Origine et histoire des Thermes
Les thermes de Cluny, appelés thermes du Nord dans l’Antiquité, furent construits entre la fin du Ier siècle et le début du IIe siècle sous domination romaine, à l’angle du cardo et du décumanus de Lutèce. Leur édification s’inscrit dans l’urbanisation de la rive gauche de la Seine, alors en plein essor sous l’Empire romain. Ces thermes, typiques des complexes balnéaires romains, combinaient hygiène, loisirs et vie sociale.

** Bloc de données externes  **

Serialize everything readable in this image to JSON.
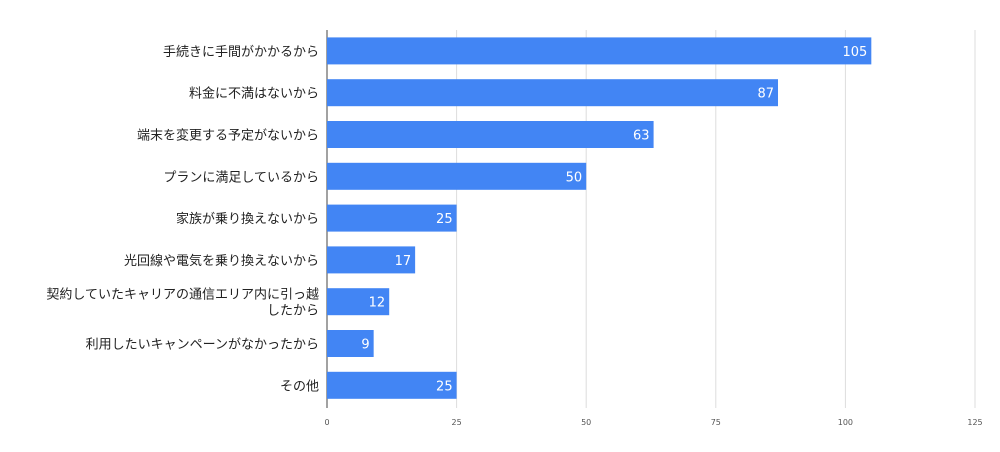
{
  "chart_data": {
    "type": "bar",
    "orientation": "horizontal",
    "categories": [
      [
        "手続きに手間がかかるから"
      ],
      [
        "料金に不満はないから"
      ],
      [
        "端末を変更する予定がないから"
      ],
      [
        "プランに満足しているから"
      ],
      [
        "家族が乗り換えないから"
      ],
      [
        "光回線や電気を乗り換えないから"
      ],
      [
        "契約していたキャリアの通信エリア内に引っ越",
        "したから"
      ],
      [
        "利用したいキャンペーンがなかったから"
      ],
      [
        "その他"
      ]
    ],
    "values": [
      105,
      87,
      63,
      50,
      25,
      17,
      12,
      9,
      25
    ],
    "x_ticks": [
      "0",
      "25",
      "50",
      "75",
      "100",
      "125"
    ],
    "xlim": [
      0,
      125
    ],
    "grid": true,
    "legend": "none",
    "bar_color": "#4285f4",
    "data_labels": true
  }
}
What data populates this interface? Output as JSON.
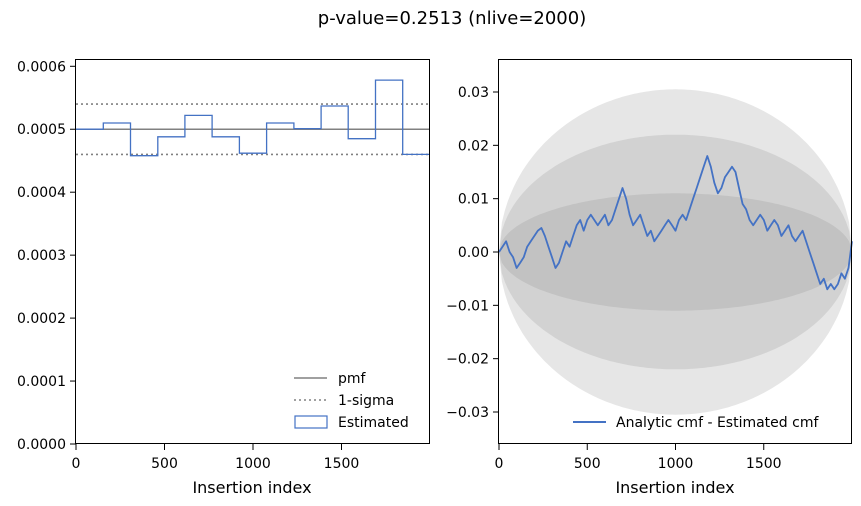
{
  "figure": {
    "title": "p-value=0.2513 (nlive=2000)"
  },
  "chart_data": [
    {
      "type": "line",
      "xlabel": "Insertion index",
      "ylabel": "",
      "xlim": [
        0,
        2000
      ],
      "ylim": [
        0,
        0.00061
      ],
      "x_ticks": [
        0,
        500,
        1000,
        1500
      ],
      "x_tick_labels": [
        "0",
        "500",
        "1000",
        "1500"
      ],
      "y_ticks": [
        0,
        0.0001,
        0.0002,
        0.0003,
        0.0004,
        0.0005,
        0.0006
      ],
      "y_tick_labels": [
        "0.0000",
        "0.0001",
        "0.0002",
        "0.0003",
        "0.0004",
        "0.0005",
        "0.0006"
      ],
      "grid": false,
      "legend_position": "lower-right",
      "series": [
        {
          "name": "pmf",
          "style": "solid",
          "color": "#808080",
          "value": 0.0005
        },
        {
          "name": "1-sigma",
          "style": "dotted",
          "color": "#808080",
          "values": [
            0.00054,
            0.00046
          ]
        },
        {
          "name": "Estimated",
          "style": "step",
          "color": "#4472c4",
          "bin_edges": [
            0,
            154,
            308,
            462,
            615,
            769,
            923,
            1077,
            1231,
            1385,
            1538,
            1692,
            1846,
            2000
          ],
          "values": [
            0.0005,
            0.00051,
            0.000458,
            0.000488,
            0.000522,
            0.000488,
            0.000462,
            0.00051,
            0.000501,
            0.000537,
            0.000485,
            0.000578,
            0.00046
          ]
        }
      ]
    },
    {
      "type": "line",
      "xlabel": "Insertion index",
      "ylabel": "",
      "xlim": [
        0,
        2000
      ],
      "ylim": [
        -0.036,
        0.036
      ],
      "x_ticks": [
        0,
        500,
        1000,
        1500
      ],
      "x_tick_labels": [
        "0",
        "500",
        "1000",
        "1500"
      ],
      "y_ticks": [
        0.03,
        0.02,
        0.01,
        0.0,
        -0.01,
        -0.02,
        -0.03
      ],
      "y_tick_labels": [
        "0.03",
        "0.02",
        "0.01",
        "0.00",
        "−0.01",
        "−0.02",
        "−0.03"
      ],
      "grid": false,
      "legend_position": "lower-right",
      "bands": [
        {
          "peak": 0.0305,
          "color": "#e6e6e6"
        },
        {
          "peak": 0.022,
          "color": "#d2d2d2"
        },
        {
          "peak": 0.011,
          "color": "#c2c2c2"
        }
      ],
      "series": [
        {
          "name": "Analytic cmf - Estimated cmf",
          "color": "#4472c4",
          "x": [
            0,
            20,
            40,
            60,
            80,
            100,
            120,
            140,
            160,
            180,
            200,
            220,
            240,
            260,
            280,
            300,
            320,
            340,
            360,
            380,
            400,
            420,
            440,
            460,
            480,
            500,
            520,
            540,
            560,
            580,
            600,
            620,
            640,
            660,
            680,
            700,
            720,
            740,
            760,
            780,
            800,
            820,
            840,
            860,
            880,
            900,
            920,
            940,
            960,
            980,
            1000,
            1020,
            1040,
            1060,
            1080,
            1100,
            1120,
            1140,
            1160,
            1180,
            1200,
            1220,
            1240,
            1260,
            1280,
            1300,
            1320,
            1340,
            1360,
            1380,
            1400,
            1420,
            1440,
            1460,
            1480,
            1500,
            1520,
            1540,
            1560,
            1580,
            1600,
            1620,
            1640,
            1660,
            1680,
            1700,
            1720,
            1740,
            1760,
            1780,
            1800,
            1820,
            1840,
            1860,
            1880,
            1900,
            1920,
            1940,
            1960,
            1980,
            2000
          ],
          "values": [
            0.0,
            0.001,
            0.002,
            0.0,
            -0.001,
            -0.003,
            -0.002,
            -0.001,
            0.001,
            0.002,
            0.003,
            0.004,
            0.0045,
            0.003,
            0.001,
            -0.001,
            -0.003,
            -0.002,
            0.0,
            0.002,
            0.001,
            0.003,
            0.005,
            0.006,
            0.004,
            0.006,
            0.007,
            0.006,
            0.005,
            0.006,
            0.007,
            0.005,
            0.006,
            0.008,
            0.01,
            0.012,
            0.01,
            0.007,
            0.005,
            0.006,
            0.007,
            0.005,
            0.003,
            0.004,
            0.002,
            0.003,
            0.004,
            0.005,
            0.006,
            0.005,
            0.004,
            0.006,
            0.007,
            0.006,
            0.008,
            0.01,
            0.012,
            0.014,
            0.016,
            0.018,
            0.016,
            0.013,
            0.011,
            0.012,
            0.014,
            0.015,
            0.016,
            0.015,
            0.012,
            0.009,
            0.008,
            0.006,
            0.005,
            0.006,
            0.007,
            0.006,
            0.004,
            0.005,
            0.006,
            0.005,
            0.003,
            0.004,
            0.005,
            0.003,
            0.002,
            0.003,
            0.004,
            0.002,
            0.0,
            -0.002,
            -0.004,
            -0.006,
            -0.005,
            -0.007,
            -0.006,
            -0.007,
            -0.006,
            -0.004,
            -0.005,
            -0.003,
            0.002
          ]
        }
      ]
    }
  ]
}
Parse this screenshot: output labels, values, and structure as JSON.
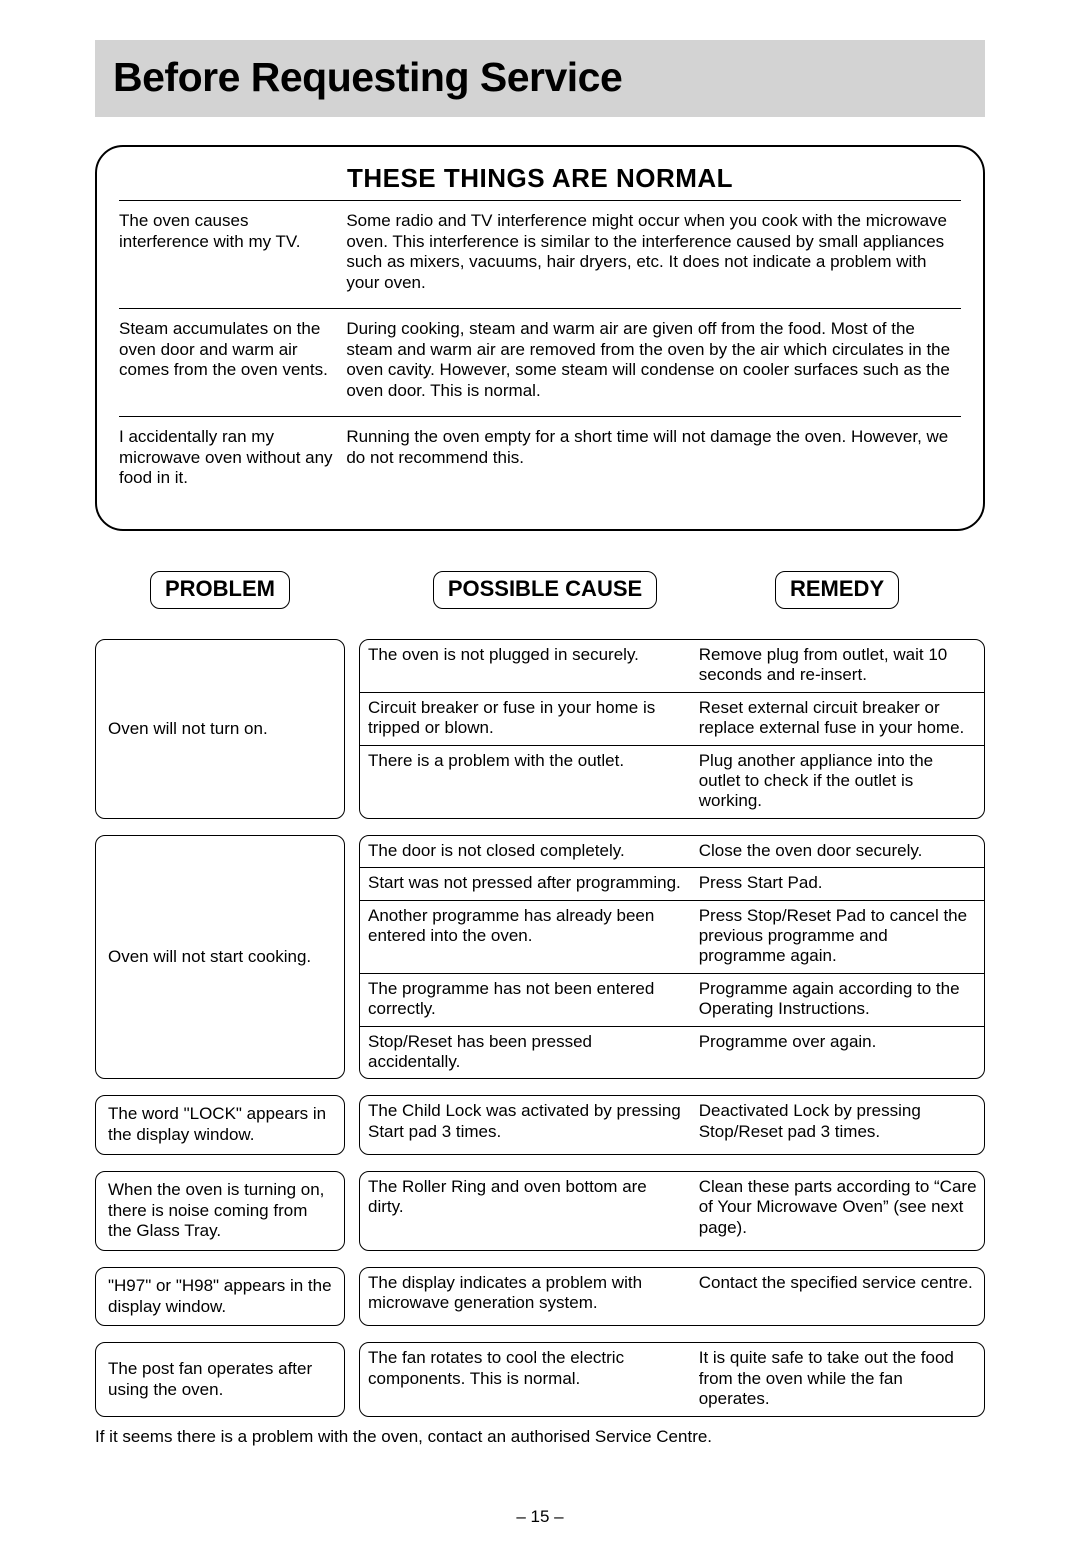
{
  "page": {
    "title": "Before Requesting Service",
    "normal_title": "THESE THINGS ARE NORMAL",
    "footer_note": "If it seems there is a problem with the oven, contact an authorised Service Centre.",
    "page_number": "– 15 –",
    "colors": {
      "titlebar_bg": "#d3d3d3",
      "border": "#000000",
      "text": "#000000",
      "bg": "#ffffff"
    },
    "fontsize": {
      "title": 41,
      "section": 26,
      "header": 22,
      "body": 17
    }
  },
  "headers": {
    "problem": "PROBLEM",
    "cause": "POSSIBLE CAUSE",
    "remedy": "REMEDY"
  },
  "normal_items": [
    {
      "left": "The oven causes interference with my TV.",
      "right": "Some radio and TV interference might occur when you cook with the microwave oven. This interference is similar to the interference caused by small appliances such as mixers, vacuums, hair dryers, etc. It does not indicate a problem with your oven."
    },
    {
      "left": "Steam accumulates on the oven door and warm air comes from the oven vents.",
      "right": "During cooking, steam and warm air are given off from the food. Most of the steam and warm air are removed from the oven by the air which circulates in the oven cavity. However, some steam will condense on cooler surfaces such as the oven door. This is normal."
    },
    {
      "left": "I accidentally ran my microwave oven without any food in it.",
      "right": "Running the oven empty for a short time will not damage the oven. However, we do not recommend this."
    }
  ],
  "troubleshoot": [
    {
      "problem": "Oven will not turn on.",
      "rows": [
        {
          "cause": "The oven is not plugged in securely.",
          "remedy": "Remove plug from outlet, wait 10 seconds and re-insert."
        },
        {
          "cause": "Circuit breaker or fuse in your home is tripped or blown.",
          "remedy": "Reset external circuit breaker or replace external fuse in your home."
        },
        {
          "cause": "There is a problem with the outlet.",
          "remedy": "Plug another appliance into the outlet to check if the outlet is working."
        }
      ]
    },
    {
      "problem": "Oven will not start cooking.",
      "rows": [
        {
          "cause": "The door is not closed completely.",
          "remedy": "Close the oven door securely."
        },
        {
          "cause": "Start was not pressed after programming.",
          "remedy": "Press Start  Pad."
        },
        {
          "cause": "Another programme has already been entered into the oven.",
          "remedy": "Press Stop/Reset Pad to cancel the previous programme and programme again."
        },
        {
          "cause": "The programme has not been entered correctly.",
          "remedy": "Programme again according to the Operating Instructions."
        },
        {
          "cause": "Stop/Reset has been pressed accidentally.",
          "remedy": "Programme over again."
        }
      ]
    },
    {
      "problem": "The word \"LOCK\" appears in the display window.",
      "rows": [
        {
          "cause": "The Child Lock was activated by pressing Start pad 3 times.",
          "remedy": "Deactivated Lock by pressing Stop/Reset pad 3 times."
        }
      ]
    },
    {
      "problem": "When the oven is turning on, there is noise coming from the Glass Tray.",
      "rows": [
        {
          "cause": "The Roller Ring and oven bottom are dirty.",
          "remedy": "Clean these parts according to “Care of Your Microwave Oven” (see next page)."
        }
      ]
    },
    {
      "problem": "\"H97\" or \"H98\" appears in the display window.",
      "rows": [
        {
          "cause": "The display indicates a problem with microwave generation system.",
          "remedy": "Contact the specified service centre."
        }
      ]
    },
    {
      "problem": "The post fan operates after using the oven.",
      "rows": [
        {
          "cause": "The fan rotates to cool the electric components. This is normal.",
          "remedy": "It is quite safe to take out the food from the oven while the fan operates."
        }
      ]
    }
  ]
}
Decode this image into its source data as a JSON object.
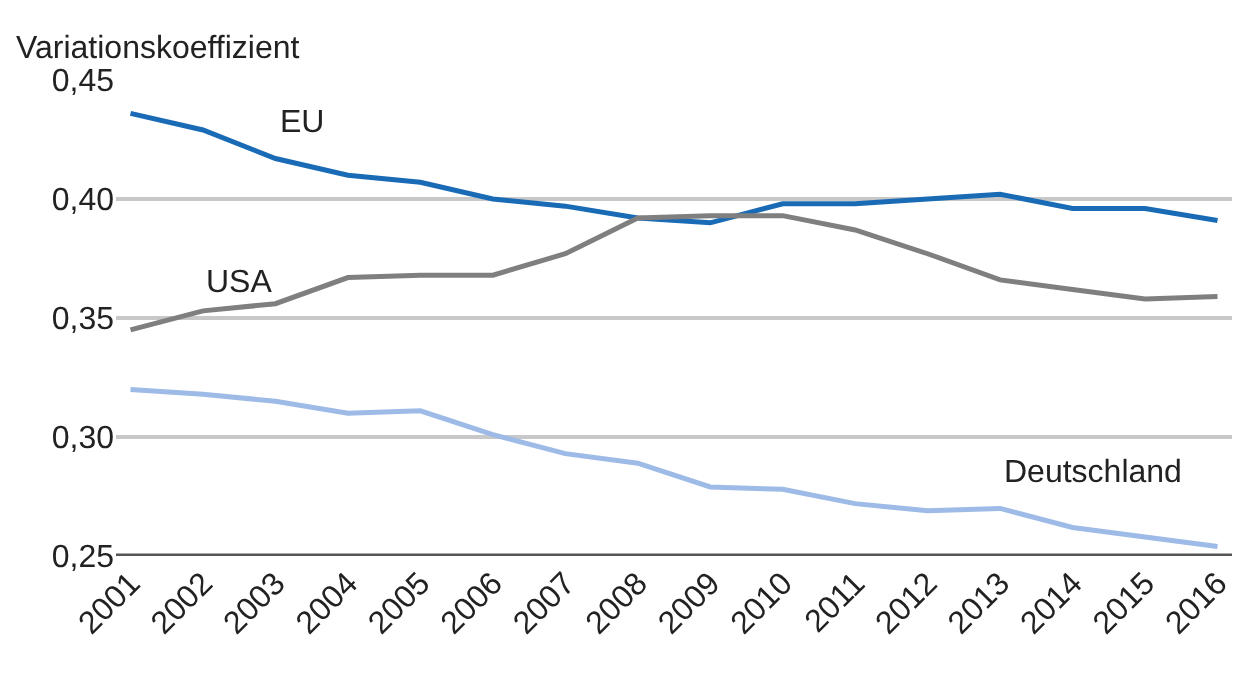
{
  "chart_data": {
    "type": "line",
    "ylabel": "Variationskoeffizient",
    "categories": [
      "2001",
      "2002",
      "2003",
      "2004",
      "2005",
      "2006",
      "2007",
      "2008",
      "2009",
      "2010",
      "2011",
      "2012",
      "2013",
      "2014",
      "2015",
      "2016"
    ],
    "series": [
      {
        "name": "EU",
        "color": "#1a6bb5",
        "values": [
          0.436,
          0.429,
          0.417,
          0.41,
          0.407,
          0.4,
          0.397,
          0.392,
          0.39,
          0.398,
          0.398,
          0.4,
          0.402,
          0.396,
          0.396,
          0.391
        ]
      },
      {
        "name": "USA",
        "color": "#7f7f7f",
        "values": [
          0.345,
          0.353,
          0.356,
          0.367,
          0.368,
          0.368,
          0.377,
          0.392,
          0.393,
          0.393,
          0.387,
          0.377,
          0.366,
          0.362,
          0.358,
          0.359
        ]
      },
      {
        "name": "Deutschland",
        "color": "#9dbbe6",
        "values": [
          0.32,
          0.318,
          0.315,
          0.31,
          0.311,
          0.301,
          0.293,
          0.289,
          0.279,
          0.278,
          0.272,
          0.269,
          0.27,
          0.262,
          0.258,
          0.254
        ]
      }
    ],
    "ylim": [
      0.25,
      0.45
    ],
    "yticks": [
      {
        "value": 0.25,
        "label": "0,25"
      },
      {
        "value": 0.3,
        "label": "0,30"
      },
      {
        "value": 0.35,
        "label": "0,35"
      },
      {
        "value": 0.4,
        "label": "0,40"
      },
      {
        "value": 0.45,
        "label": "0,45"
      }
    ],
    "grid": "y",
    "legend": false,
    "marker": "none",
    "line_style": "solid"
  }
}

À leur apogée, les thermes s’étendaient sur plusieurs hectares, du boulevard Saint-Germain à la rue des Écoles, incluant des espaces dédiés aux bains (froids, tièdes, chauds), une palestre pour les exercices physiques, une bibliothèque et des jardins. Leur architecture exploitait la pente naturelle de la montagne Sainte-Geneviève, avec des salles chauffées par hypocauste et des voûtes monumentales, comme celle du frigidarium (14,50 m de haut). Les thermes subirent leur première destruction en 275 lors des invasions des Francs et des Alamans, marquant le début de leur déclin.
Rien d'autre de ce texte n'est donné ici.